Screen Shot 2022-07-25 at 10.10.53 AM.png

Screen Shot 2022-07-25 at 10.11.34 AM.png

  

 

Thanks 

0 Karma

richgalloway
SplunkTrust
SplunkTrust

Do NOT attempt to manage storage outside of Splunk.  That will result in much sadness.

There are settings in indexes.conf to control how much storage space Splunk is allowed to use.  None of them have anything to do with your daily ingest limit.  Storage and ingest are two different things.  Even if you limit Splunk 100MB of disk space, it's still possible to ingest more than 500MB of data - Splunk will simply delete older data to make room for newer.

---
If this reply helps you, Karma would be appreciated.

ansred
Explorer

Good to know.

 

Storage# 

I just found the the doc # https://docs.splunk.com/Documentation/Splunk/9.0.0/Indexer/Setaretirementandarchivingpolicy regarding editing the indexes.conf to delete older data. Will see if that works with the free license setup.

 

Ingestion rate:

I will try to limit the ingestion from the source to send only error data instead of info from the server to the Data inputs.

 

Thanks!

0 Karma

PickleRick
SplunkTrust
SplunkTrust

Long story short - splunk will retire old data if it hits the index limits but it will not affect the ingest size (and thus license consumption in any way).

So if you have just one index in your Splunk installation and set it to 10MB size limit it should not grow above that (let's not dig into raw data vs. index data, acceleration idx files and so on; for the sake of this argument let's assume that 10MB means exactly 10MB of data and forget the whole bucket mechanics). But your splunk will ingest whatever you throw at it. It will happily exceed your licensing limit but will only remember last 10MB worth of data since you set it up that way.

ansred
Explorer

Yes, that makes sense now. will limit the two indexes I have to below 100 MB for each and ensure the ingestion from the source itself not to send loads of data to overwhelm the daily limit. 

Two indexes, set to limit max size 100 MB + 300 MB

Screen Shot 2022-07-25 at 11.45.18 AM.png

 

Thank you!! @PickleRick 

0 Karma

PickleRick
SplunkTrust
SplunkTrust

You can set the index limits to whatever storage size you have - it doesn't affect your license usage.

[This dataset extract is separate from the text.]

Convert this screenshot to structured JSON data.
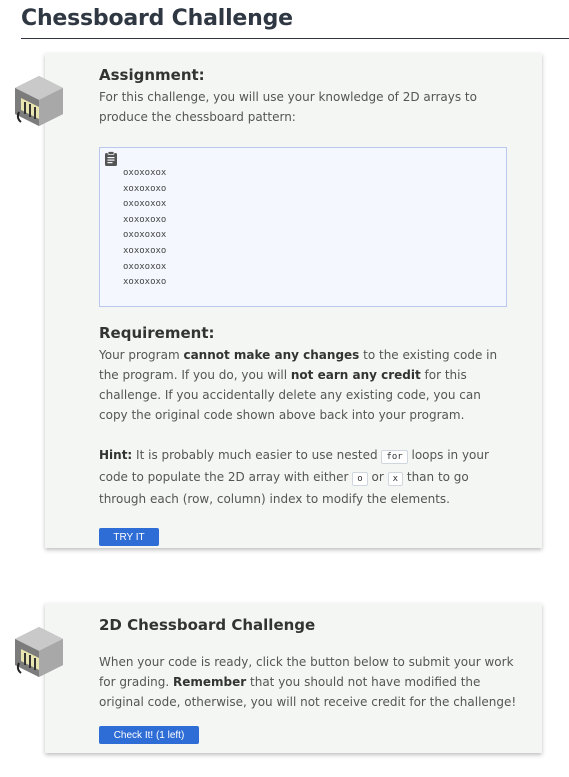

As a counterexample to the last one - if you have 20TB of storage space, you can hold that 20TB worth of data without any issues as long as you don't ingest more than your licensing limit each day.

So you can ingest 500MB per day and don't remove it until you've hit your 20TB storage space limit and it will not generate a licensing warning.

Ingesting data is one thing, and that's how Splunk is licensed. And data storage is another thing. You're not limited in any way on your storage size. It's the ingestion that's limited by your licensing terms.

ansred
Explorer

Sounds good. I just tweaked the servers of how much they should send to the Free Splunk instance. it monitor as needed to ensure won't hit the daily limit. 

 

Setup should be in good shape (for a free splunk instance)

 

Thanks both @PickleRick and @richgalloway you both helped here!! 👏

0 Karma

ansred
Explorer

I see. Thanks for sharing the two options that I can do.

Will look into the second option as it seems to be useful for both Splunk Free limit as well as to prevent Splunk from overfilling the disk on the machine itself.